Ce vieux portrait du Gascon, pour être vieux, n’est pas moins ressemblant, et je crois que, mutatis mutandis, il en reste quelque chose. Tels les peint la chronique dès le temps du bon roi Robert[2] ; tels au temps des Plantagenets[3] ; tels sous Bernard d’Armagnac, et enfin sous Henri IV. L’excellent baron de Feneste[4] n’exprime pas seulement l’invasion des intrigants du Midi sous le Béarnais ; plus sérieux en apparence, moins amusant, moins gasconnant, ce baron subsiste. Alors, aujourd’hui et toujours, ces gens ont exploité de préférence un fonds excellent, la simplicité et la pesanteur des hommes du Nord. Aussi émigraient-ils volontiers. Ce n’était pas pour bâtir, comme les Limousins, ni pour porter et vendre, comme les gens d’Auvergne. Les Gascons ne vendaient qu’eux-mêmes. Comme soldats, comme domestiques des princes, ils servaient pour devenir maîtres.

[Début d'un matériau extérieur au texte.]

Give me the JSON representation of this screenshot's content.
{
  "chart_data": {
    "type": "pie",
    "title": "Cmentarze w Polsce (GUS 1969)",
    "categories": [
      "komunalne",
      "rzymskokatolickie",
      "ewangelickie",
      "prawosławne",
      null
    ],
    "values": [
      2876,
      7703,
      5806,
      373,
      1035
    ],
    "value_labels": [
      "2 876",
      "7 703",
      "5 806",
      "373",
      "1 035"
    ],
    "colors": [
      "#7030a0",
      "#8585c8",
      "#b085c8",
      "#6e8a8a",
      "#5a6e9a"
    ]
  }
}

Ne leur parlez pas

  1. Le roi n’en est pas moins le grand fieffeux ; il n’a rien et il a tout.
  2. Voir au tome II, ceux qui vinrent avec la reine Constance.
  3. Voy. tomes II et III. Sous la plupart de ces princes, aux douzième et treizième siècles, les Poitevins et les Gascons gouvernèrent l’Angleterre.
  4. Aventures du baron de Feneste, par d’Aubigné (1620).